コラム

2017年03月15日 (水)

ドッジボールから学ぶ スポーツ競技への道

ドッジボールを全国の子どもたちが同じコートで楽しめるようにと考えたのが、昭和から平成へ変わる頃でした。狙いは、同じルールで楽しめれば楽しい交流になるのでは、と持ったことから始まったのですが、このドッジボールのルールは、地域だけの違いだけでなく、学校ごとでも違いがあることが多いのです。そのため、地域が異なる場合には、ルールの共通化が必要となってくるために、少々苦労が出て来ることとなるのです。さて、何故ルールが全国各地で異なって来るのかについては、実に簡単な理由があるのです。その昔、文部省と云われていた時代、このドッジボールを各小学校の授業に取り入れた頃、学習指導要領としてスポーツのルールを作り・育てることで、スポーツ理解と楽しむことを目的としていたのです。このことは、初めから決まったルールがある場合に比べると、実は大変時間と苦労がかかることとなります。しかし、ルール自体は、その地域や学校やチーム状況によって相談して決めることが出来るのです。一例としては、メガネをかけた子供が多い場合は、顔面ヒット禁止ルール、投げる力の弱い子どもが多ければ、狭いコートの採用。いじめではないかとの声で、敵の相手が投げたボールをダイレクトにキャッチした場合は、その投げた敵相手がアウトとなる。など数多くのルールが作られることとなります。ところが、ゲームを始めから作ることは、かなりの時間がかかることもあって、現在の忙しい学校においては、ある程度ルールが固定しているドッジボールの方が都合良いこともあり、ルールを育てながら楽しんでいく展開は、無くなって来ているのが現状です。そのこともあり、それぞれのルールで各地域色を出して楽しむドッジボールの良さは、無視できない良さもあるのです。因みに、長野ルールなどにおいては、チームで決めてある大将が当てられて、アウトになったら、即座に負けとなってしまうルールなどは、味方同士でどのように対象を守るかが、重要な戦術となることもあって、ドッジボールのゲーム内容を大きく変える展開となって来るのです。

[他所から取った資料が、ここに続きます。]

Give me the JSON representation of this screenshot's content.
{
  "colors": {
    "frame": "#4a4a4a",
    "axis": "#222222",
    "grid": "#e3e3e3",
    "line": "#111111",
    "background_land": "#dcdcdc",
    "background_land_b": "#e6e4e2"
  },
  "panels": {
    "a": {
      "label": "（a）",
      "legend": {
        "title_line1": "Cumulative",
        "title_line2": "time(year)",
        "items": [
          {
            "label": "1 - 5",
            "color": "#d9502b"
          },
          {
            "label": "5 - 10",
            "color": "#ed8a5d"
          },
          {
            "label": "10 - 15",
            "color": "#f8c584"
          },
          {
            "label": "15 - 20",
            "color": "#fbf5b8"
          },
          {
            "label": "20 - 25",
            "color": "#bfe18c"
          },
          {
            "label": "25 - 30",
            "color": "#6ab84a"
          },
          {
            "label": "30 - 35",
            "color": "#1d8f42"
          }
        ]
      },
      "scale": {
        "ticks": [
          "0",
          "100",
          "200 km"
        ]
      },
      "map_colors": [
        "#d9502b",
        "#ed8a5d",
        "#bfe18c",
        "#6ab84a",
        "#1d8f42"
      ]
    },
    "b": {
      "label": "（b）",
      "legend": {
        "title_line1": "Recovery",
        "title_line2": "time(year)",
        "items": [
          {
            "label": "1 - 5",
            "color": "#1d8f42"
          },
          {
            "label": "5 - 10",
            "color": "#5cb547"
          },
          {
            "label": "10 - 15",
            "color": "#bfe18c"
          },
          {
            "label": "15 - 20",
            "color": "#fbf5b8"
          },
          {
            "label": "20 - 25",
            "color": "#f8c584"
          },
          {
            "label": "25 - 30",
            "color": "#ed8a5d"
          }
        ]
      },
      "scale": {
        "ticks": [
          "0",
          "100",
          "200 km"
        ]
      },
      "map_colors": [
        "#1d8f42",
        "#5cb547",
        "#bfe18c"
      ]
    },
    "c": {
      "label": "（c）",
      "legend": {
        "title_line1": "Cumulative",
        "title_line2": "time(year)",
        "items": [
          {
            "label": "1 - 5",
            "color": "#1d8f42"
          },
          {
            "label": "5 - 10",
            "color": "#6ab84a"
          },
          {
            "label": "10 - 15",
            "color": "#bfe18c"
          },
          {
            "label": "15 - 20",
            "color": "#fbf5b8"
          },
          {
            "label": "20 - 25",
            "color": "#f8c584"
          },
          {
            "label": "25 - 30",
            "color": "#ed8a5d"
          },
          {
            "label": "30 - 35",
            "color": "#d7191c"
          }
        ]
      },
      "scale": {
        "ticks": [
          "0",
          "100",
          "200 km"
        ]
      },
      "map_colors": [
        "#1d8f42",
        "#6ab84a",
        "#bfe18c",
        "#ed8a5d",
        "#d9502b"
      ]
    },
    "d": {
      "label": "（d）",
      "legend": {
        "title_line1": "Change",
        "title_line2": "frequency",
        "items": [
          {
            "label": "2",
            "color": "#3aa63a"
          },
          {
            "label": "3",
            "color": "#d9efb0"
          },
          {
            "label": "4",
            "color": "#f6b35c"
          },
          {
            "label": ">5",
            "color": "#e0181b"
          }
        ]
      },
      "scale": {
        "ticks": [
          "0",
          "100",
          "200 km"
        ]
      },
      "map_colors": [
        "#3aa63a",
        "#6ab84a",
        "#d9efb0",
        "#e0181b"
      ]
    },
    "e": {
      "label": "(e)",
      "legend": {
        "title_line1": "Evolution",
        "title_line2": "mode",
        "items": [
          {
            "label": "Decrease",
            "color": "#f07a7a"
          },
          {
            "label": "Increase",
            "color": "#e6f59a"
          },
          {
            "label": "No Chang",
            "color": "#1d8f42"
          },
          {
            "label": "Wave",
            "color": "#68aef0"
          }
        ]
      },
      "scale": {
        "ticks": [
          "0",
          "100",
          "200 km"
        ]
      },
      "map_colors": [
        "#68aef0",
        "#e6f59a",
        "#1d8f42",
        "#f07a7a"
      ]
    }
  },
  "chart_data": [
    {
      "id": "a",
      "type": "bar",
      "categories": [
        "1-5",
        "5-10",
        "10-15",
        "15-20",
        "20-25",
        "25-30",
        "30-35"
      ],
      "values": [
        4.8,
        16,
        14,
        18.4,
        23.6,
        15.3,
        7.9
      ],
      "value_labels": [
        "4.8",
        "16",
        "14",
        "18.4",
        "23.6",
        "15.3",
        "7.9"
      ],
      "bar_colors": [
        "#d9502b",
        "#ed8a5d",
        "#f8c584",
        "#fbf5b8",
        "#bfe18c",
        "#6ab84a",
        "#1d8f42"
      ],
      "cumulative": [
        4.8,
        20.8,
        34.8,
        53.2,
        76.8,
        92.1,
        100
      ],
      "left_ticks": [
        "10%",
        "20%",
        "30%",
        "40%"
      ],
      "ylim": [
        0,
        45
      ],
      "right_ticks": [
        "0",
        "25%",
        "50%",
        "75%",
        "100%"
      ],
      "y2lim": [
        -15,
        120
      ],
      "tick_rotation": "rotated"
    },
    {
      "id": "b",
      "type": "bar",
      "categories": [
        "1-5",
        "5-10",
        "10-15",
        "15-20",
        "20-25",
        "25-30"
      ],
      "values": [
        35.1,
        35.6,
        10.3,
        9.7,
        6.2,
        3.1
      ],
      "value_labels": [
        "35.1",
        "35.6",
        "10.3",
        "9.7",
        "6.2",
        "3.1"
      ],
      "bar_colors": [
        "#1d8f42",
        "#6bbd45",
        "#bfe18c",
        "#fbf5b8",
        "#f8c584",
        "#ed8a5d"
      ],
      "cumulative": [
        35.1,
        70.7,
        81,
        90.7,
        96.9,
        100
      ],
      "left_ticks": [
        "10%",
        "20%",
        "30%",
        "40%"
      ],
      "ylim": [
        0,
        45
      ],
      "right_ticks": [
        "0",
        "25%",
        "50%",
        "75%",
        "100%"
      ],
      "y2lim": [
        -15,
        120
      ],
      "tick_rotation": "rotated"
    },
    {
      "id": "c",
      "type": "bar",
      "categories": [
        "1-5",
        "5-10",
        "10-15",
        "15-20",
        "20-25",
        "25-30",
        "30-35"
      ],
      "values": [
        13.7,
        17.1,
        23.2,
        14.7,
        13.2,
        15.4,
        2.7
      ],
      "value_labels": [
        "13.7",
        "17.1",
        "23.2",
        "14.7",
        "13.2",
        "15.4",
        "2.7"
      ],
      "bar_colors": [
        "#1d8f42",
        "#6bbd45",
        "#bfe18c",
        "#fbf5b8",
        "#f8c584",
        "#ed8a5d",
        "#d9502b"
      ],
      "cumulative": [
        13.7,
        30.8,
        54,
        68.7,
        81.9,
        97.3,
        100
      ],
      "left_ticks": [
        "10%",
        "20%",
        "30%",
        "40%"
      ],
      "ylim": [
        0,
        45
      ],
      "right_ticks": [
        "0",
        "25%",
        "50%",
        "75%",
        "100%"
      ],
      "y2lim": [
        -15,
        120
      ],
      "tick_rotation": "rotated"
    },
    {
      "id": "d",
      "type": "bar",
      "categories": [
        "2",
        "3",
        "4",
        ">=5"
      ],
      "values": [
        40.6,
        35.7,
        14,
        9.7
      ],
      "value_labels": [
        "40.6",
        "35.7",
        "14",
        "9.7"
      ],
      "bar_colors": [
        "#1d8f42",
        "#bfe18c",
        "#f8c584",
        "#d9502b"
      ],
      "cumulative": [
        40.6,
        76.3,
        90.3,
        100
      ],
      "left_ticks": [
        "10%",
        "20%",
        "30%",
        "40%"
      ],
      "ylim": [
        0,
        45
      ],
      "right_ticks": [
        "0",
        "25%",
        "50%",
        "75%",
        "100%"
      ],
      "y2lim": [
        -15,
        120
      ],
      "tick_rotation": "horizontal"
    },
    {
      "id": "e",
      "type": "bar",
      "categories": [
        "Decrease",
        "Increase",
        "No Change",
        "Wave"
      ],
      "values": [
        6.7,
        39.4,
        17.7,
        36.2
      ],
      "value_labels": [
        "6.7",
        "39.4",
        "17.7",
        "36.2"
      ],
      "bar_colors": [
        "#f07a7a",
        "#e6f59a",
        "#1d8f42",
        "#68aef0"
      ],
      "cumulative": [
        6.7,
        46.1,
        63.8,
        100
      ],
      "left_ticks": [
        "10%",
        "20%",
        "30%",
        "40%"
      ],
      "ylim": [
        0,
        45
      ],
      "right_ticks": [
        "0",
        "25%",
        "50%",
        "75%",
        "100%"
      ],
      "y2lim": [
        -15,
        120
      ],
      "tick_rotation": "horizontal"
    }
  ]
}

※ちなみに、「ドッジボール」のドッジの意味が不案内の人が多いので、ご紹介すると、この「ドッジ」とは、英語でひらりと身をかわすという意味となっています。そこで、ドッジボールは、ひらりと身をかわして、逃げることがこのスポーツの本来の意味となっています。ぶつける人より、逃げ回る人が最優秀選手の資格があるのです。